Court Opinion

ID: 1359521
Source: CourtListenerOpinion
Date Created: 2013-10-30 05:46:10.939226+00
Date Added: 2024-06-11T09:04:41.091173
License: Public Domain

45 Cal.2d 774 (1955)
SAMUEL BERNSTEIN, Petitioner,
v.
SUPERIOR COURT OF SAN MATEO COUNTY, Respondent.
S. F. No. 19348. 
Supreme Court of California. In Bank.  
Dec. 16, 1955.
 Nagle & Vale for Petitioner.
 Edmund G. Brown, Attorney General, Clarence A. Linn, Chief Assistant Attorney General, Arlo E. Smith, Deputy Attorney General, and Keith C. Sorenson, District Attorney (San Mateo), for Respondent. *775
 THE COURT.
 By information petitioner was charged with one count of keeping and occupying a room for the purpose of horse race bookmaking and one count of recording and registering a bet on a horse race. (Pen. Code,  337a, subds. 2, 4.) He moved to set the information aside on the ground that he "had been committed without reasonable or probable cause" (Pen. Code,  995) in that the evidence against him had been illegally obtained and was otherwise insufficient. His motion was denied and he presented this petition to the District Court of Appeal to prevent further proceedings against him. The district court issued the alternative writ and the cause was thereafter transferred to this court.

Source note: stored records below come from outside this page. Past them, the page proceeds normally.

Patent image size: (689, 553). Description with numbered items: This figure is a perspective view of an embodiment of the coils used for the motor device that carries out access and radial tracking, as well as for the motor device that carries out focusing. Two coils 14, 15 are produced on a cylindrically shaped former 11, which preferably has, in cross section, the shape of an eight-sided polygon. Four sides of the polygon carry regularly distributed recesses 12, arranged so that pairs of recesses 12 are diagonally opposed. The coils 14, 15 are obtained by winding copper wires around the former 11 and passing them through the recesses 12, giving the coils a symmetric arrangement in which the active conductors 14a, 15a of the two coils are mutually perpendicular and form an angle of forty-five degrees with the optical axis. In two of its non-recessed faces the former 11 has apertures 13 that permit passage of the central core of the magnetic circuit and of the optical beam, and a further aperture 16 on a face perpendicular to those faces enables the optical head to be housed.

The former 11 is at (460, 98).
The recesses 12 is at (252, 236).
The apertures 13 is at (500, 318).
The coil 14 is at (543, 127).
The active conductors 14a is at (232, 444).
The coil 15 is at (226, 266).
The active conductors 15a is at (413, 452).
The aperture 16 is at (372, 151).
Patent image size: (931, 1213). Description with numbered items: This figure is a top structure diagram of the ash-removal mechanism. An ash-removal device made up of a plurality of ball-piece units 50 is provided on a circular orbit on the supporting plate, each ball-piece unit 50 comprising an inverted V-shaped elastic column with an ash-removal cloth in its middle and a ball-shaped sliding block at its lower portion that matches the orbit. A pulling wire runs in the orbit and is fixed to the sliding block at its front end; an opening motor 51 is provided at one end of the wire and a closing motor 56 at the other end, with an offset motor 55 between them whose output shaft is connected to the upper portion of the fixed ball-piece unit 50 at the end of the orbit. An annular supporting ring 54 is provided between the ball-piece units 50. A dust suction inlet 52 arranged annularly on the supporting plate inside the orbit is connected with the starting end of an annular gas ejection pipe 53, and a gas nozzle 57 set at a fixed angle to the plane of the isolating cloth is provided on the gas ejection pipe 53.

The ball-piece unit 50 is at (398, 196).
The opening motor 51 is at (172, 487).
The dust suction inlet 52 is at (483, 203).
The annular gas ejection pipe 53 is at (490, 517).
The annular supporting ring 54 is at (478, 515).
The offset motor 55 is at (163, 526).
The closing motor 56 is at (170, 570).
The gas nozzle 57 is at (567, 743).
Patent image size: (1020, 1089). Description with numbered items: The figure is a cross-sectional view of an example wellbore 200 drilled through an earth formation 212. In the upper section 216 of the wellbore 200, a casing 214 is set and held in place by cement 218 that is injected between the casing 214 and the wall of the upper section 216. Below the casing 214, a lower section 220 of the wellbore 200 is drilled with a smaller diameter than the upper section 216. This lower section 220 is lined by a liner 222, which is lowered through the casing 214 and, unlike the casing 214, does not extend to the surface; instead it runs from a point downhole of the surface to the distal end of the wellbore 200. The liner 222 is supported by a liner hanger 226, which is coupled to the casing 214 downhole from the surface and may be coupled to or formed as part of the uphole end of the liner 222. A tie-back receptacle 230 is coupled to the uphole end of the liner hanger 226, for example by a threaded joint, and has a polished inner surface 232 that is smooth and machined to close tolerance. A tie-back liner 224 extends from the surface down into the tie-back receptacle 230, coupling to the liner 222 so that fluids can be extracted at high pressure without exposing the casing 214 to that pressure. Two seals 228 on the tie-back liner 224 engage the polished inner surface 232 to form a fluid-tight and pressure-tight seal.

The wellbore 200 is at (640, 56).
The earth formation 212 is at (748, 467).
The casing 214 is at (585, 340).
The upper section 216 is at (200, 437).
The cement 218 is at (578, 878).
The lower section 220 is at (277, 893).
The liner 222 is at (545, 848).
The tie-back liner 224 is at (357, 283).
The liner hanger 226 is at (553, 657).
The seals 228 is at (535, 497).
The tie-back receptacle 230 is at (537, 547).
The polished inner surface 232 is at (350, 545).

 [1] Petitioner's motion to set aside the information was denied on June 27, 1955, and his petition for prohibition was not filed in the district court until July 21, 1955, 24 days later. Section 999a of the Penal Code provides: "A petition for a writ of prohibition, predicated upon the ground ... that the defendant had been committed on an information without reasonable or probable cause, must be filed in the appellate court within 15 days after a motion made under Section 995 of this code ... has been denied by the trial court." Petitioner failed to comply with this section.
 The alternative writ of prohibition is discharged and the peremptory writ is denied.